2006.08.02 No time like the present for a vehicle with a past

Written by David Green.

By RICH FOLEY

I’m not currently in the market for a new vehicle, but I can’t help checking out the classified ads anyway. There’s always something funny, puzzling or weird to amuse me. Sometimes, I’m not sure if the seller is serious or not.

For example, an ad for a 1958 Dodge Coronet states, “must sell, have two 1958 Dodges.” That couldn’t have been a surprise, he had to buy them in the first place, right?

Or the seller of a 1965 Mustang who claims “car is garage kept in a filtered air capsule.” Gee, just like that John Travolta movie where he was a boy in a plastic bubble.

I enjoy the ads where honesty really is the policy, such as: “1982 Ford F100...don’t expect much,  $450.”

Or “1970 Pontiac Trans Am....looks good from a distance.”

Perhaps you’d prefer a “1957 Nash Metropolitan Convertible, former Shriner’s parade car...no top fabric, terrible paint and upholstery.”

Too old? How about a “1987 Ford Mustang GT. Loud, fast and rusty...$1,100.”

How about a “1991 Chevy short box...61,000 miles, Odometer only works part time.” At least they’re honest about it, just like the owner of the “1998 Jeep Cherokee Sport...tires 75% good!” Do they mean each tire has 3/4 of their original tread or three are new and one is bald?

Then there’s the “2004 Hyundai Accent...great on gas, after all, how far can you drive one of these?”

Maybe you’d like a car with two great selling points, like this “1987 Ford Thunderbird...needs only headlights to legally drive, ...Hood latch works, $1,000.”   

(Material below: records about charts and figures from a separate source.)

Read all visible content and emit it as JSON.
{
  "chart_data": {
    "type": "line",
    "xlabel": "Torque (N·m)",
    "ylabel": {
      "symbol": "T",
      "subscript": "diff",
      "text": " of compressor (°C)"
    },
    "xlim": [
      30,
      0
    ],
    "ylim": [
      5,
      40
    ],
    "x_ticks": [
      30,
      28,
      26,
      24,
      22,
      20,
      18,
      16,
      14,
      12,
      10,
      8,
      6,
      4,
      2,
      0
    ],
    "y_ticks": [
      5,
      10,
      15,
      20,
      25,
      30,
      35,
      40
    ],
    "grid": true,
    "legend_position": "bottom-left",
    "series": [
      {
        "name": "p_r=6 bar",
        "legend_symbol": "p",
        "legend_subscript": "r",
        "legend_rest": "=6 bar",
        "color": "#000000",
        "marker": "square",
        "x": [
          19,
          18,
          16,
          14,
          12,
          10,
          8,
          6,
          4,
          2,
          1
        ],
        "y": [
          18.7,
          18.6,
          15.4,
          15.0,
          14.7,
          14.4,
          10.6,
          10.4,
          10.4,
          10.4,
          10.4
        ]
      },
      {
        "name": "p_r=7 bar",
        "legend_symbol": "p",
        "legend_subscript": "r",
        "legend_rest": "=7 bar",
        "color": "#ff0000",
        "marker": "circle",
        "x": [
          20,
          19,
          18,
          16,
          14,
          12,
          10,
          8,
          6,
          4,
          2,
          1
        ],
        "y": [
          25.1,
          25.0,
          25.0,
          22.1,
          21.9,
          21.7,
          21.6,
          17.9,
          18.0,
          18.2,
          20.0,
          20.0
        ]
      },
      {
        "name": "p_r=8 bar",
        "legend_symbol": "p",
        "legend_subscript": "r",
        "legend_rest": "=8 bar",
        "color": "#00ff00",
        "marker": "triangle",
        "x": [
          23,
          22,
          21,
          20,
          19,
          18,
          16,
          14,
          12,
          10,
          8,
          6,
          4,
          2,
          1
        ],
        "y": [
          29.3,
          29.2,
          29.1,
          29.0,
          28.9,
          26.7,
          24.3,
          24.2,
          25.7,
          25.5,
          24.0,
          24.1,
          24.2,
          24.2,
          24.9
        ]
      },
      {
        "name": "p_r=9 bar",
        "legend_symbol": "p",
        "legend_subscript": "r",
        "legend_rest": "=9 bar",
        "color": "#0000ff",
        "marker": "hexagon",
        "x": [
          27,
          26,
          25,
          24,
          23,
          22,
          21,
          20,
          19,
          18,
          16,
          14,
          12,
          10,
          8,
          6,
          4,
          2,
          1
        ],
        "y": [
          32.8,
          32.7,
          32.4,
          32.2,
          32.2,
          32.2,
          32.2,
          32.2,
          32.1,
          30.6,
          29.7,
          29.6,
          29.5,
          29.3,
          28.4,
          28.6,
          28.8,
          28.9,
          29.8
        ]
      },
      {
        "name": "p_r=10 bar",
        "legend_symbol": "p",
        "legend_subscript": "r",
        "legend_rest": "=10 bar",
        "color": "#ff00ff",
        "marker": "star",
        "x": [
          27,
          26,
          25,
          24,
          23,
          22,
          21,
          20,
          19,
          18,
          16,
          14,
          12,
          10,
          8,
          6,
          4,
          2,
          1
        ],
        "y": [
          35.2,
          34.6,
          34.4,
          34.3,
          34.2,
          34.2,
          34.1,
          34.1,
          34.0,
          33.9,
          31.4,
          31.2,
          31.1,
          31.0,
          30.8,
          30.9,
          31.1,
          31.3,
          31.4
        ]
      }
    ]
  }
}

I personally like the ad for the 1991 Dodge Stealth: “needs engine and window regulator, ran and drove good before.” You probably could have nursed it along without the engine, but that window regulator is essential.

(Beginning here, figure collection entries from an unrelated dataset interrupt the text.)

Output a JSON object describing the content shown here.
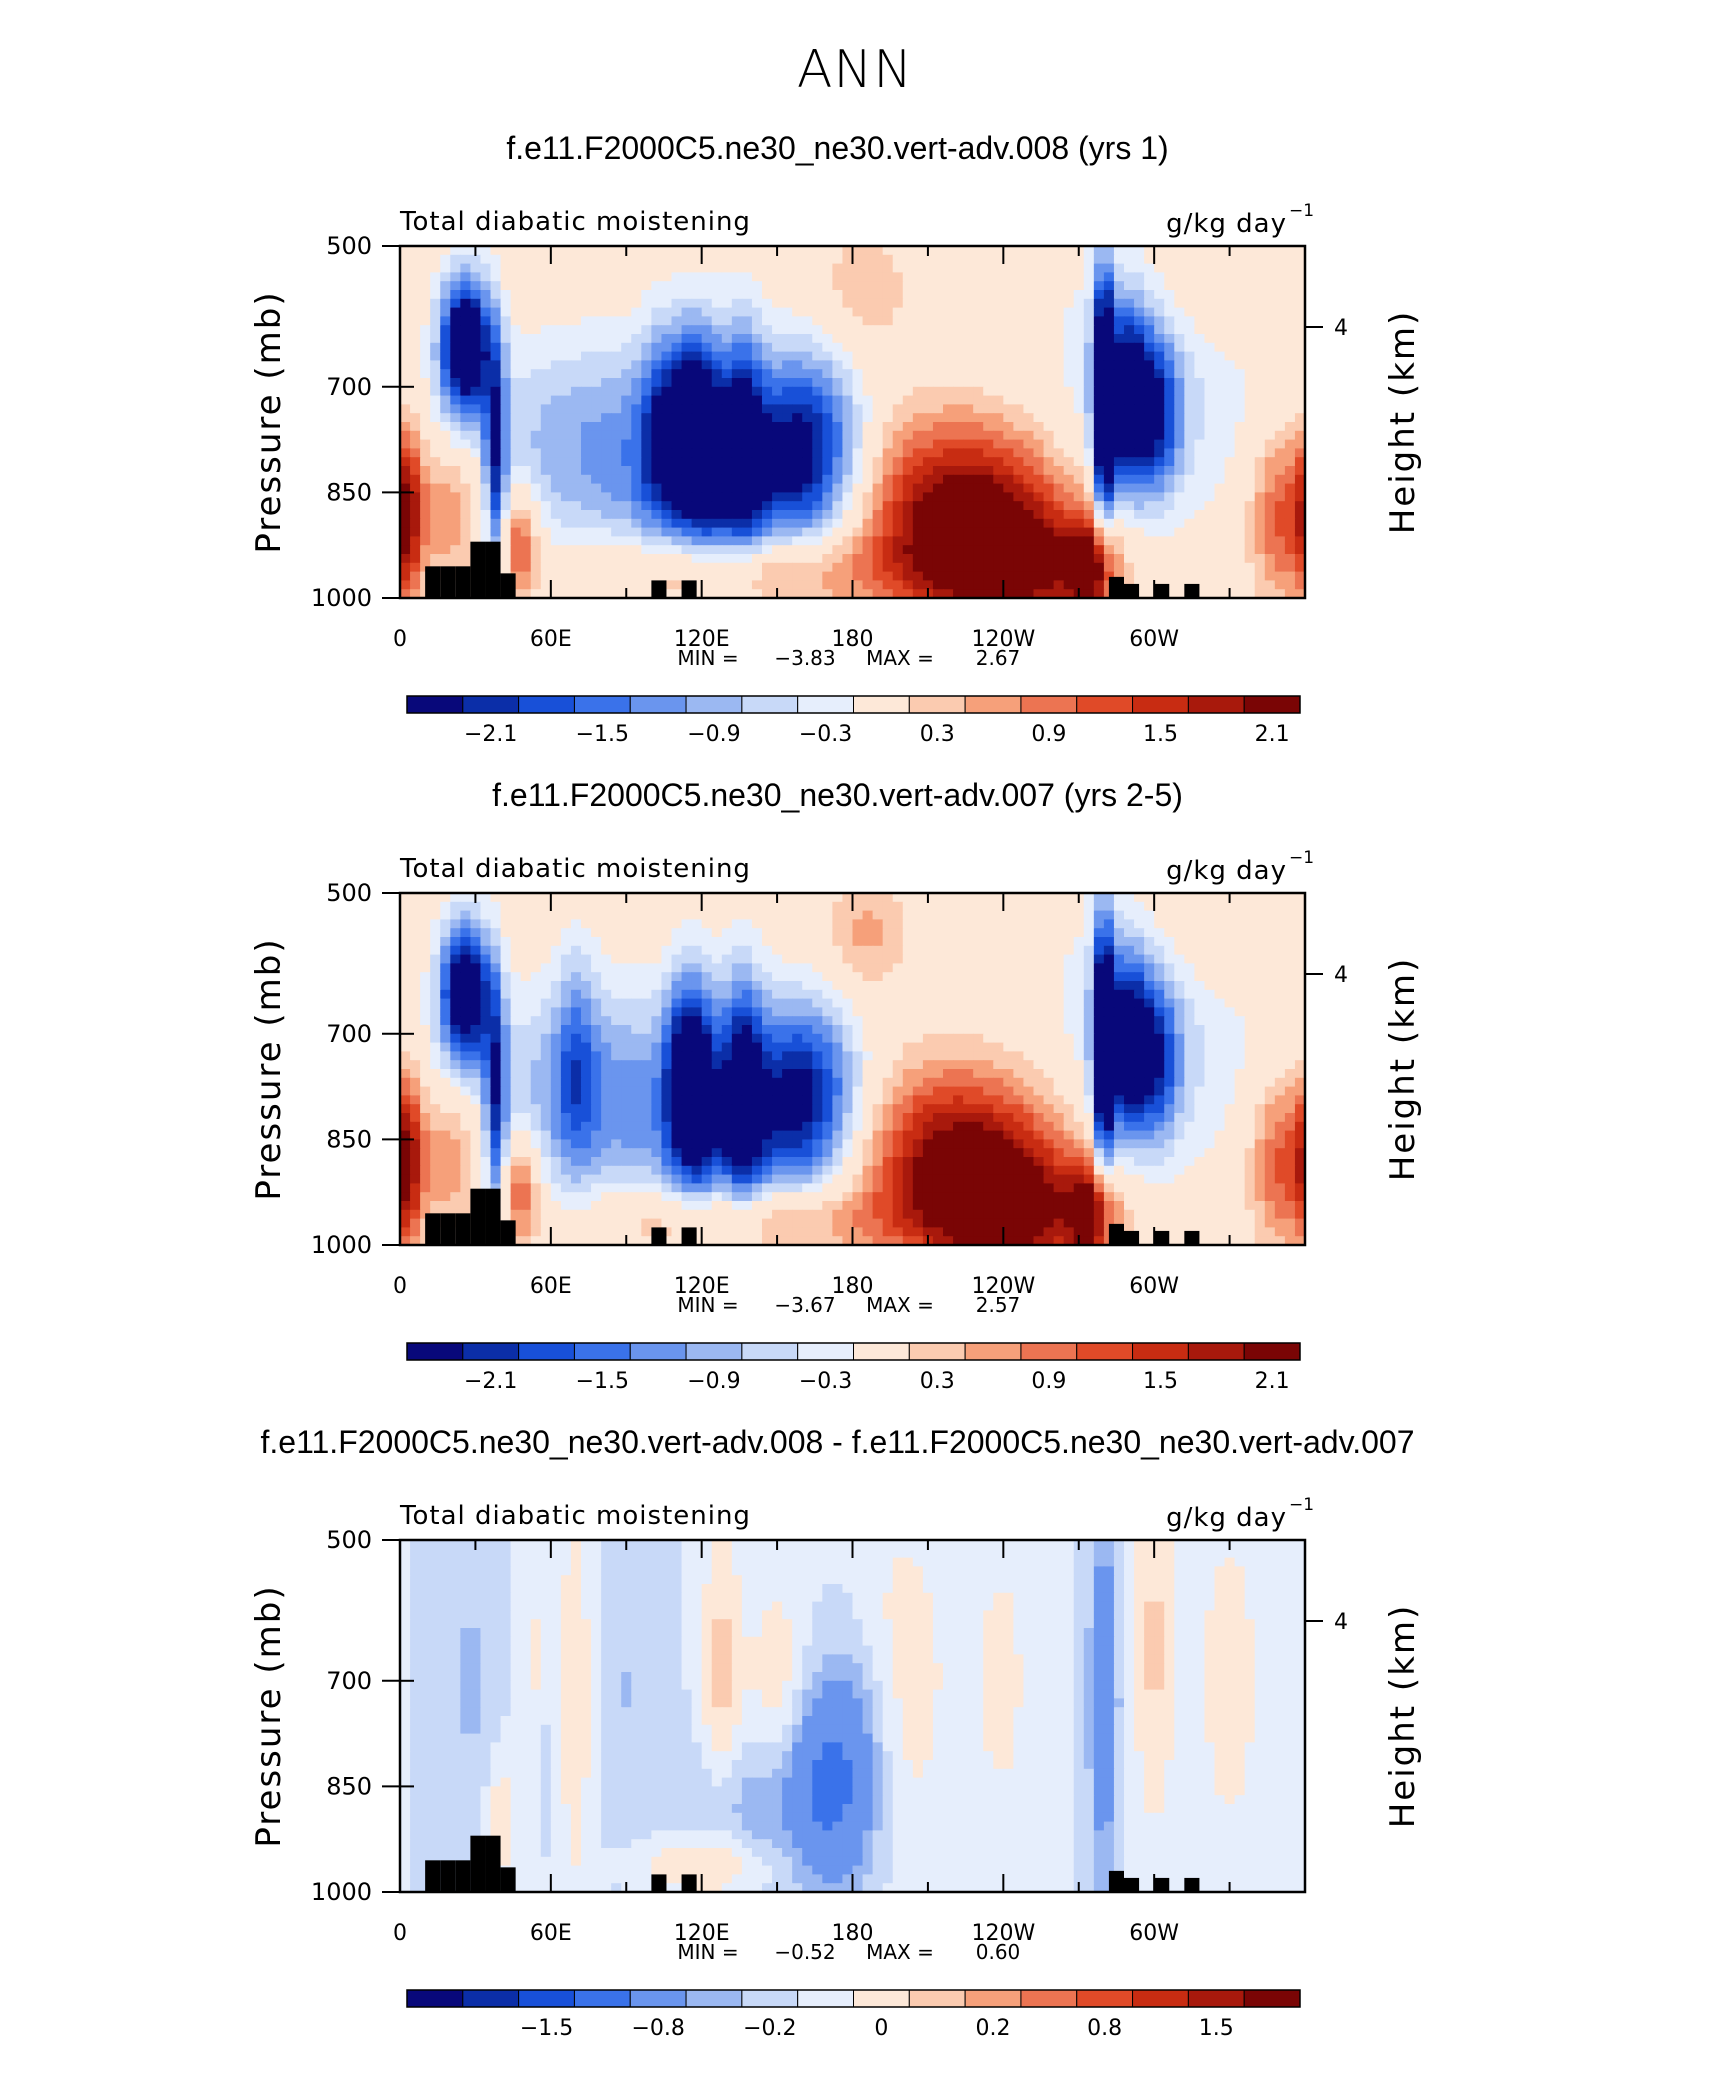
{
  "page": {
    "title": "ANN"
  },
  "colorbars": {
    "main": {
      "colors": [
        "#08087a",
        "#0b2ea8",
        "#1850d8",
        "#3a72ea",
        "#6a95ee",
        "#9bb8f2",
        "#c8d9f8",
        "#e6eefc",
        "#fde8d8",
        "#fbcbb0",
        "#f6a07a",
        "#ec7452",
        "#e04a28",
        "#c82c12",
        "#a8190c",
        "#7a0505"
      ],
      "labels": [
        "-2.1",
        "-1.5",
        "-0.9",
        "-0.3",
        "0.3",
        "0.9",
        "1.5",
        "2.1"
      ]
    },
    "diff": {
      "colors": [
        "#08087a",
        "#0b2ea8",
        "#1850d8",
        "#3a72ea",
        "#6a95ee",
        "#9bb8f2",
        "#c8d9f8",
        "#e6eefc",
        "#fde8d8",
        "#fbcbb0",
        "#f6a07a",
        "#ec7452",
        "#e04a28",
        "#c82c12",
        "#a8190c",
        "#7a0505"
      ],
      "labels": [
        "-1.5",
        "-0.8",
        "-0.2",
        "0",
        "0.2",
        "0.8",
        "1.5"
      ]
    }
  },
  "chart_data": [
    {
      "type": "heatmap",
      "title": "f.e11.F2000C5.ne30_ne30.vert-adv.008 (yrs 1)",
      "subtitle_left": "Total diabatic moistening",
      "units": "g/kg day",
      "units_exp": "−1",
      "ylabel": "Pressure (mb)",
      "ylabel_right": "Height (km)",
      "y_ticks": [
        "500",
        "700",
        "850",
        "1000"
      ],
      "y_right_ticks": [
        "4"
      ],
      "x_ticks": [
        "0",
        "60E",
        "120E",
        "180",
        "120W",
        "60W"
      ],
      "xlim": [
        0,
        360
      ],
      "ylim": [
        1000,
        500
      ],
      "min_label": "MIN =",
      "min_value": "−3.83",
      "max_label": "MAX =",
      "max_value": "2.67",
      "min": -3.83,
      "max": 2.67,
      "features": [
        {
          "lon": 26,
          "p": 640,
          "amp": -3.4,
          "wlon": 7,
          "wp": 70
        },
        {
          "lon": 38,
          "p": 800,
          "amp": -2.0,
          "wlon": 3,
          "wp": 120
        },
        {
          "lon": 20,
          "p": 870,
          "amp": 1.0,
          "wlon": 10,
          "wp": 70
        },
        {
          "lon": 3,
          "p": 880,
          "amp": 1.6,
          "wlon": 4,
          "wp": 90
        },
        {
          "lon": 48,
          "p": 920,
          "amp": 1.4,
          "wlon": 5,
          "wp": 55
        },
        {
          "lon": 85,
          "p": 770,
          "amp": -1.2,
          "wlon": 40,
          "wp": 100
        },
        {
          "lon": 105,
          "p": 760,
          "amp": -1.6,
          "wlon": 7,
          "wp": 100
        },
        {
          "lon": 115,
          "p": 760,
          "amp": -1.8,
          "wlon": 5,
          "wp": 100
        },
        {
          "lon": 123,
          "p": 780,
          "amp": -1.8,
          "wlon": 5,
          "wp": 110
        },
        {
          "lon": 136,
          "p": 780,
          "amp": -2.0,
          "wlon": 6,
          "wp": 120
        },
        {
          "lon": 160,
          "p": 780,
          "amp": -2.4,
          "wlon": 16,
          "wp": 90
        },
        {
          "lon": 140,
          "p": 880,
          "amp": -0.8,
          "wlon": 45,
          "wp": 70
        },
        {
          "lon": 135,
          "p": 960,
          "amp": 1.2,
          "wlon": 40,
          "wp": 40
        },
        {
          "lon": 222,
          "p": 880,
          "amp": 2.6,
          "wlon": 30,
          "wp": 90
        },
        {
          "lon": 245,
          "p": 960,
          "amp": 1.8,
          "wlon": 25,
          "wp": 60
        },
        {
          "lon": 185,
          "p": 560,
          "amp": 0.6,
          "wlon": 12,
          "wp": 60
        },
        {
          "lon": 280,
          "p": 720,
          "amp": -3.6,
          "wlon": 3,
          "wp": 130
        },
        {
          "lon": 290,
          "p": 720,
          "amp": -2.8,
          "wlon": 6,
          "wp": 90
        },
        {
          "lon": 302,
          "p": 740,
          "amp": -1.6,
          "wlon": 6,
          "wp": 80
        },
        {
          "lon": 300,
          "p": 700,
          "amp": -0.8,
          "wlon": 30,
          "wp": 140
        },
        {
          "lon": 275,
          "p": 960,
          "amp": 2.0,
          "wlon": 6,
          "wp": 50
        },
        {
          "lon": 352,
          "p": 880,
          "amp": 1.4,
          "wlon": 10,
          "wp": 90
        },
        {
          "lon": 320,
          "p": 560,
          "amp": 0.4,
          "wlon": 20,
          "wp": 80
        }
      ],
      "orography": [
        [
          10,
          955
        ],
        [
          16,
          955
        ],
        [
          22,
          955
        ],
        [
          28,
          920
        ],
        [
          34,
          920
        ],
        [
          40,
          965
        ],
        [
          100,
          975
        ],
        [
          112,
          975
        ],
        [
          282,
          970
        ],
        [
          288,
          980
        ],
        [
          300,
          980
        ],
        [
          312,
          980
        ]
      ]
    },
    {
      "type": "heatmap",
      "title": "f.e11.F2000C5.ne30_ne30.vert-adv.007 (yrs 2-5)",
      "subtitle_left": "Total diabatic moistening",
      "units": "g/kg day",
      "units_exp": "−1",
      "ylabel": "Pressure (mb)",
      "ylabel_right": "Height (km)",
      "y_ticks": [
        "500",
        "700",
        "850",
        "1000"
      ],
      "y_right_ticks": [
        "4"
      ],
      "x_ticks": [
        "0",
        "60E",
        "120E",
        "180",
        "120W",
        "60W"
      ],
      "xlim": [
        0,
        360
      ],
      "ylim": [
        1000,
        500
      ],
      "min_label": "MIN =",
      "min_value": "−3.67",
      "max_label": "MAX =",
      "max_value": "2.57",
      "min": -3.67,
      "max": 2.57,
      "features": [
        {
          "lon": 26,
          "p": 640,
          "amp": -3.2,
          "wlon": 7,
          "wp": 70
        },
        {
          "lon": 38,
          "p": 800,
          "amp": -1.9,
          "wlon": 3,
          "wp": 120
        },
        {
          "lon": 20,
          "p": 870,
          "amp": 1.0,
          "wlon": 10,
          "wp": 70
        },
        {
          "lon": 3,
          "p": 880,
          "amp": 1.6,
          "wlon": 4,
          "wp": 90
        },
        {
          "lon": 48,
          "p": 920,
          "amp": 1.3,
          "wlon": 5,
          "wp": 55
        },
        {
          "lon": 70,
          "p": 740,
          "amp": -1.0,
          "wlon": 6,
          "wp": 120
        },
        {
          "lon": 85,
          "p": 770,
          "amp": -1.2,
          "wlon": 40,
          "wp": 100
        },
        {
          "lon": 112,
          "p": 760,
          "amp": -1.9,
          "wlon": 5,
          "wp": 100
        },
        {
          "lon": 120,
          "p": 780,
          "amp": -1.8,
          "wlon": 5,
          "wp": 110
        },
        {
          "lon": 136,
          "p": 780,
          "amp": -2.0,
          "wlon": 6,
          "wp": 120
        },
        {
          "lon": 160,
          "p": 780,
          "amp": -2.3,
          "wlon": 16,
          "wp": 90
        },
        {
          "lon": 140,
          "p": 880,
          "amp": -0.8,
          "wlon": 45,
          "wp": 70
        },
        {
          "lon": 135,
          "p": 960,
          "amp": 1.1,
          "wlon": 40,
          "wp": 40
        },
        {
          "lon": 222,
          "p": 880,
          "amp": 2.5,
          "wlon": 30,
          "wp": 90
        },
        {
          "lon": 245,
          "p": 960,
          "amp": 1.7,
          "wlon": 25,
          "wp": 60
        },
        {
          "lon": 185,
          "p": 560,
          "amp": 0.7,
          "wlon": 12,
          "wp": 60
        },
        {
          "lon": 280,
          "p": 720,
          "amp": -3.4,
          "wlon": 3,
          "wp": 130
        },
        {
          "lon": 290,
          "p": 720,
          "amp": -2.6,
          "wlon": 6,
          "wp": 90
        },
        {
          "lon": 302,
          "p": 740,
          "amp": -1.5,
          "wlon": 6,
          "wp": 80
        },
        {
          "lon": 300,
          "p": 700,
          "amp": -0.8,
          "wlon": 30,
          "wp": 140
        },
        {
          "lon": 275,
          "p": 960,
          "amp": 1.9,
          "wlon": 6,
          "wp": 50
        },
        {
          "lon": 352,
          "p": 880,
          "amp": 1.4,
          "wlon": 10,
          "wp": 90
        },
        {
          "lon": 320,
          "p": 560,
          "amp": 0.4,
          "wlon": 20,
          "wp": 80
        }
      ],
      "orography": [
        [
          10,
          955
        ],
        [
          16,
          955
        ],
        [
          22,
          955
        ],
        [
          28,
          920
        ],
        [
          34,
          920
        ],
        [
          40,
          965
        ],
        [
          100,
          975
        ],
        [
          112,
          975
        ],
        [
          282,
          970
        ],
        [
          288,
          980
        ],
        [
          300,
          980
        ],
        [
          312,
          980
        ]
      ]
    },
    {
      "type": "heatmap",
      "title": "f.e11.F2000C5.ne30_ne30.vert-adv.008 - f.e11.F2000C5.ne30_ne30.vert-adv.007",
      "subtitle_left": "Total diabatic moistening",
      "units": "g/kg day",
      "units_exp": "−1",
      "ylabel": "Pressure (mb)",
      "ylabel_right": "Height (km)",
      "y_ticks": [
        "500",
        "700",
        "850",
        "1000"
      ],
      "y_right_ticks": [
        "4"
      ],
      "x_ticks": [
        "0",
        "60E",
        "120E",
        "180",
        "120W",
        "60W"
      ],
      "xlim": [
        0,
        360
      ],
      "ylim": [
        1000,
        500
      ],
      "min_label": "MIN =",
      "min_value": "−0.52",
      "max_label": "MAX =",
      "max_value": "0.60",
      "min": -0.52,
      "max": 0.6,
      "features": [
        {
          "lon": 55,
          "p": 720,
          "amp": 0.12,
          "wlon": 4,
          "wp": 200
        },
        {
          "lon": 58,
          "p": 840,
          "amp": -0.15,
          "wlon": 3,
          "wp": 80
        },
        {
          "lon": 70,
          "p": 720,
          "amp": 0.2,
          "wlon": 5,
          "wp": 200
        },
        {
          "lon": 128,
          "p": 700,
          "amp": 0.25,
          "wlon": 6,
          "wp": 150
        },
        {
          "lon": 150,
          "p": 720,
          "amp": 0.18,
          "wlon": 8,
          "wp": 120
        },
        {
          "lon": 168,
          "p": 850,
          "amp": -0.4,
          "wlon": 10,
          "wp": 90
        },
        {
          "lon": 180,
          "p": 820,
          "amp": -0.3,
          "wlon": 10,
          "wp": 120
        },
        {
          "lon": 140,
          "p": 880,
          "amp": -0.2,
          "wlon": 20,
          "wp": 80
        },
        {
          "lon": 120,
          "p": 960,
          "amp": 0.25,
          "wlon": 20,
          "wp": 30
        },
        {
          "lon": 200,
          "p": 700,
          "amp": 0.15,
          "wlon": 15,
          "wp": 200
        },
        {
          "lon": 240,
          "p": 700,
          "amp": 0.12,
          "wlon": 10,
          "wp": 200
        },
        {
          "lon": 280,
          "p": 720,
          "amp": -0.35,
          "wlon": 4,
          "wp": 200
        },
        {
          "lon": 300,
          "p": 650,
          "amp": 0.22,
          "wlon": 6,
          "wp": 200
        },
        {
          "lon": 330,
          "p": 700,
          "amp": 0.2,
          "wlon": 8,
          "wp": 150
        },
        {
          "lon": 28,
          "p": 700,
          "amp": -0.12,
          "wlon": 6,
          "wp": 150
        },
        {
          "lon": 90,
          "p": 700,
          "amp": -0.1,
          "wlon": 10,
          "wp": 200
        },
        {
          "lon": 40,
          "p": 900,
          "amp": 0.2,
          "wlon": 4,
          "wp": 60
        }
      ],
      "orography": [
        [
          10,
          955
        ],
        [
          16,
          955
        ],
        [
          22,
          955
        ],
        [
          28,
          920
        ],
        [
          34,
          920
        ],
        [
          40,
          965
        ],
        [
          100,
          975
        ],
        [
          112,
          975
        ],
        [
          282,
          970
        ],
        [
          288,
          980
        ],
        [
          300,
          980
        ],
        [
          312,
          980
        ]
      ]
    }
  ]
}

Could you use a nice truck? “1994 Ford F250 Supercab...don’t let the largely unattractive exterior fool you, this truck’s interior is kinda rough, too”     

I laughed at the ad for the 1971 Ford Pinto for $750 which stated “no dreamers.” Does anyone really dream of a 1971 Pinto?

Then there’s the 1973 Corvette ad which states: “The last owner was an adult woman that cared for this car as if it were her own child.” That would explain the pacifier and burp cloth in the glove box.

There’s no lack of cars with celebrity connections, some more celebrated than others.

How about a 1986 Mercedes Benz 560SL, formerly owned by the late Dean Martin? Or another celeb Mercedes, a 1987 450SL owned by the late Redd Foxx of “Sanford and Son” fame? 

Some celebrity cars are even available with autographs. Only $6,950 will get you a replica of Ernie Irvan’s 1989 Pontiac Grand Prix NASCAR stock car, autographed by Ernie. Or someone with $29,000 to blow may prefer the 1981 Delorean with “dash signed by John Delorean, a story in itself.” Unfortunately, the owner doesn’t share the story in the ad, nor does the ad say if the car comes with snow tires. 

Or how about a 1971 Pontiac Catalina, once owned by the Wrigley company. Don’t be surprised to find gum under the seats.

Want a remembrance of a long-forgotten 1960s rock group? How about a 1975 Pontiac Firebird, purchased from the dealer by Ventures guitarist Don Wilson for his girlfriend, just $22,500?

Or how about two celeb stories in one vehicle? Just $28,000 will get you an authentic 1976 Ford Torino “Starsky and Hutch” coupe “celebrity owned by ‘Funk Master Flex.’” I must admit I’ve never heard of Mr. Flex, but what the heck, I’m sure he doesn’t know me, either.

Finally, we have a few cars used in obscure movies.  Interested in a 1969 Dodge Coronet 4 door, featured in a flick called “Circumstances Of Fate?” It’s only $6,800, which means I’m probably not the only one who doesn’t remember the movie.

A whopping $99,000 will get you a 55 foot Lincoln limousine, supposedly seen in a movie starring Bruce Willis called “North.” I’m drawing a blank on this one, too, as well as “The Punisher,” a movie starring John Travolta. At least the Travolta movie’s 1968 Plymouth Road Runner is available at $16,900, a great price for a 60s muscle car.

Finally, there’s a person who wants to sell a 1966 Chevy El Camino, “as seen in movie ‘American Graffiti.’” I hate to call anyone a liar, but since the movie was set in 1962, do you suppose there really was a 1966 Chevy in it? Misleading exaggerations in the car ads, can you believe that?